How does the ionizing radiation kills cells and damage DNA? When the cells are ionized, free radicals and reactive oxygen species (ROS) form. Free radicals are simply atoms, molecules, or ions with unpaired electrons, and ROS is a subset of free radicals that involve oxygen. These agents are very chemically reactive due to their free electron. [2] Due to this high reactivity, free radicals and ROS are likely to attack the covalent bonds of the DNA and other cells they encounter, and these reactions typically occur in chains. Enough injury in the cell will result in apoptosis, or programmed cell death. At the same time, if enough DNA is damaged, the cells will be unable to replicate. Thus, when the radiation targets the tumor cells, the affected cells will die or be unable to proliferate, effectively reducing or eliminating the cancer. [3]
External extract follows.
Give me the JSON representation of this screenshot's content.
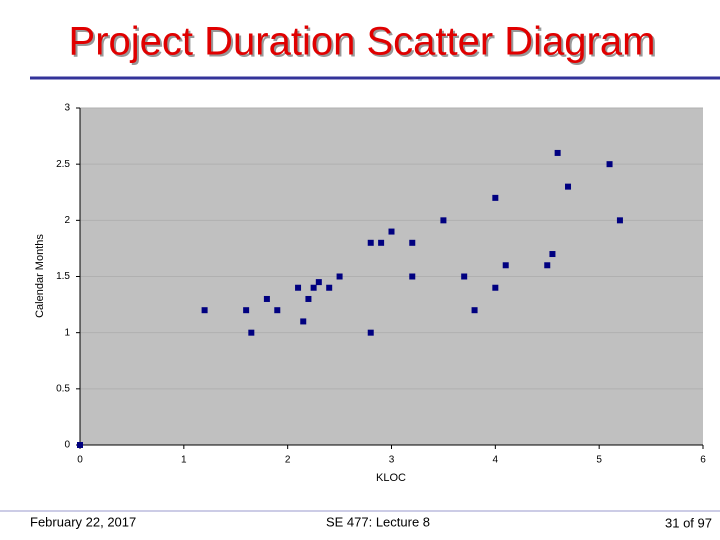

Cellular Resistance to Radiation

Though radiation therapy has often resulted in remission of cancer, recurrence is fairly common. Recent research has found that this might be due to cancer stem cells producing higher level of antioxidant proteins than other cancer cells. The antioxidants capture and disarm ROS before they cause too much damage. Thus, even though it seems that most of the cancer cells have been killed, some cancer stem cells remain and proliferate over time due to the antioxidant defense against ionizing radiation. [4]
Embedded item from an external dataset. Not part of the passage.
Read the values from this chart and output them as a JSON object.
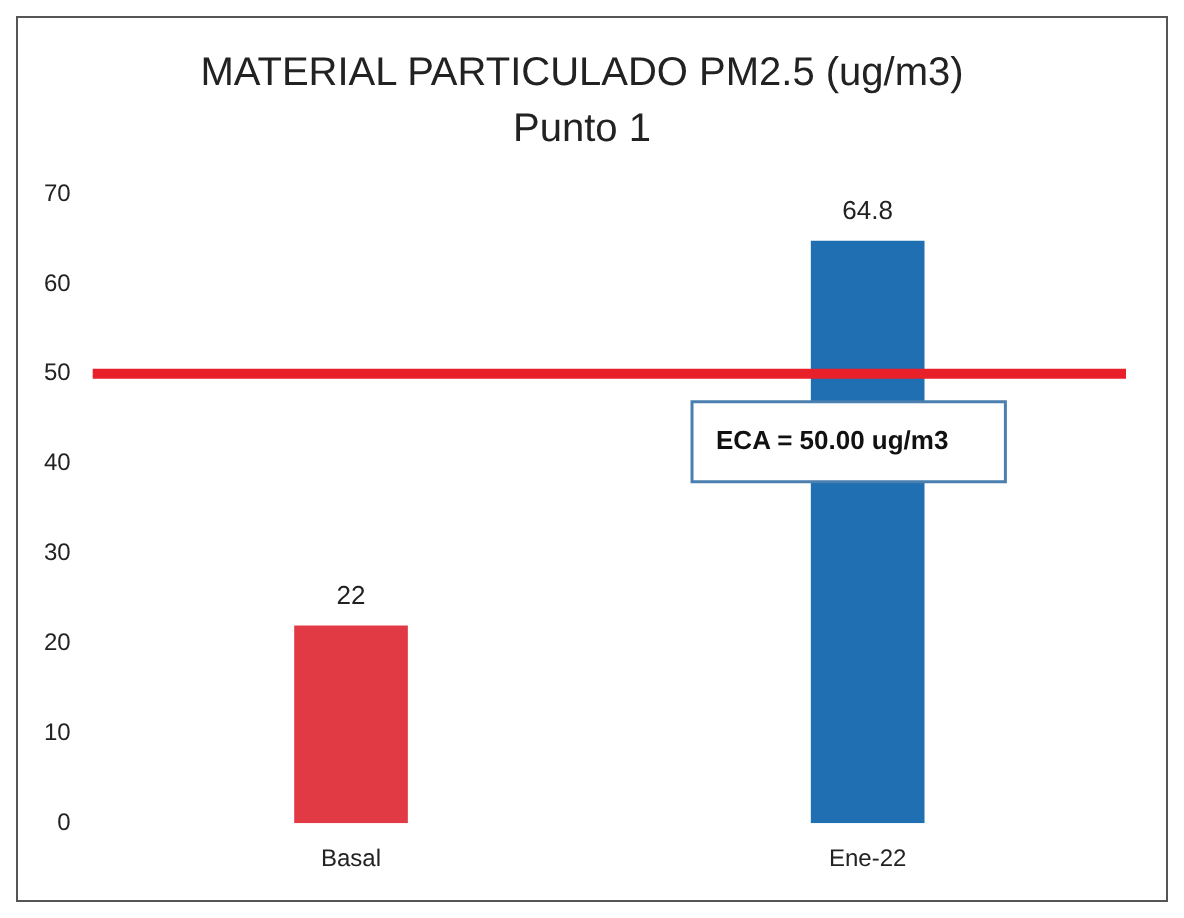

Secondary Cancer Induced by Radiation Treatment

Though radiation is a widely accepted treatment, it can potentially have a counterproductive effect due to the effect of radiation on healthy cells. The radiation works to kill cells it encounters, which is a positive result if the encountered cell is cancerous. However, there remains the risk that the radiation will affect other surrounding cells that are healthy. Radiation exposure of vital healthy tissues near the tumor could induce a secondary cancer near the first. [5] In fact, research has shown that a low energy 6 MV dosage using IMRT (a common source of radiotherapy) shows a 15% increase of radiation-induced cancers, while higher energy dosages show larger increases in secondary cancers. For example, a 15 MV IMRT dosage shows a 20% increase in probability of secondary cancer, and an 18 MV dosage shows a 60% increase in probability. [6] For this reason, one major challenge to technologists is to increase the specificity and focus of the delivery of the radiation, so as not to affect non-cancerous cells.
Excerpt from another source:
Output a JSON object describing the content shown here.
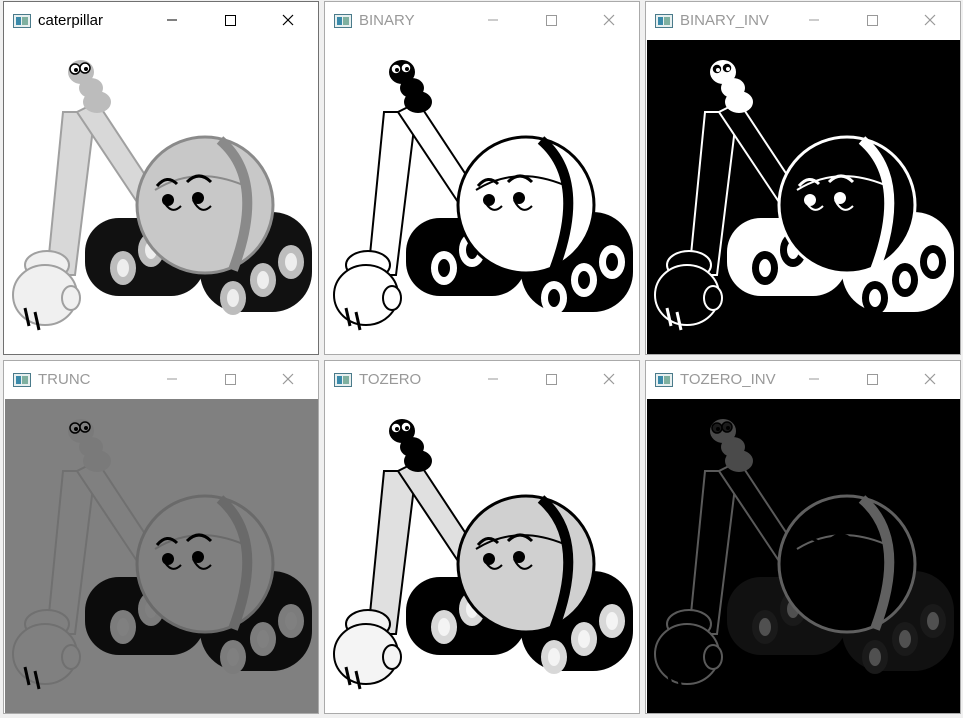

© Sanna Ali. The author grants permission to copy, distribute and display this work in unaltered form, with attribution to the author, for noncommercial purposes only. All other rights, including commercial rights, are reserved to the author.


[1] "Radiation Therapy Principles," American Cancer Society, September 2011.

[2] Y. Z. Fang, S. Yang and G. Wu, "Free Radicals, Antioxidants, and Nutrition," Nutrition 18, 872 (2002).

[3] R. J. Brooker, Genetics: Analysis and Principles, 4th Ed (McGraw-Hill, 2011).

[4] M. Diehn et al., "Association of Reactive Oxygen Species Levels and Radioresistance in Cancer Stem Cells," Nature 458, 780 (2009).

[5] "Second Cancers Caused by Cancer Treatment," American Cancer Society, 30 Jan 12.

[6] U. Schneider et al., "The Impact of IMRT and Proton Radiotherapy on Secondary Cancer Incidence," Strahlenther. Onkol. 182 647 (2006).